Mia, la recensione
Assecondando le più pigre ed elementari convenzioni del cinema in Mia non si guarda ma si subisce una storia che esiste per provare una tesi
La recensione di Mia, il film di Ivano De Matteo nelle sale dal 5 aprile
Mia fissa un nuovo precedente. Almeno per il cinema contemporaneo. È la storia di una ragazza di 16 anni (Mia) che si innamora di un ragazzo più grande di lei e che da lui viene plagiata. Si veste come dice lui, frequenta chi dice lui, sta solo con lui, litiga con tutti perché la mettono in guardia sul suo conto, fino a che lui non farà di lei quel che vuole gettandola nella disperazione più totale. Ma i protagonisti sono i genitori, che vedono questo accadere, lo capiscono anche e tuttavia non riescono a intervenire. E del resto lo capiamo anche noi, perché fin dall’inizio il villain ci è presentato come tale, con foschi presagi e nubi nere, mentre guarda da lontano la sua preda con fare meschino attendendo di entrare in azione.
Così senza appello e senza possibilità per lo spettatore di muoversi all’interno della storia è Mia, che non è possibile fuggire dalla sua rigida schematizzazione.

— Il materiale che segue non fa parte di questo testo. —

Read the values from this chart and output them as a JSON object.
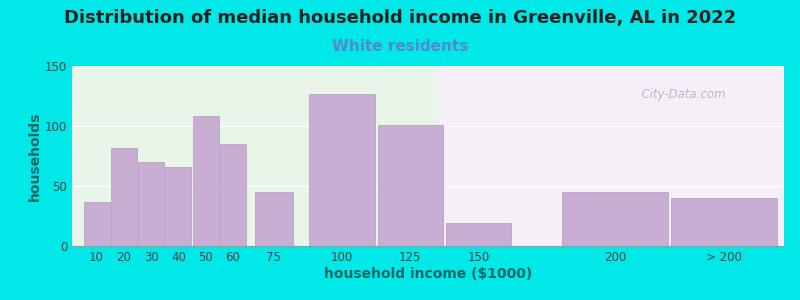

Il carnefice non ha niente di umano, è un mostro figlio di una persona abbiente con un business squallido e florido (la vendita di auto), mentre il protagonista guida l’ambulanza e aiuta i senzatetto prima di essere portato dagli eventi in un gorgo che ne modifica anche le azioni. Non siamo portati a farci idee complesse, siamo chiamati a essere informati di come stanno le cose nel mondo e partecipare al dolore ingiusto, che è stato scritto per essere così. Inaccettabile.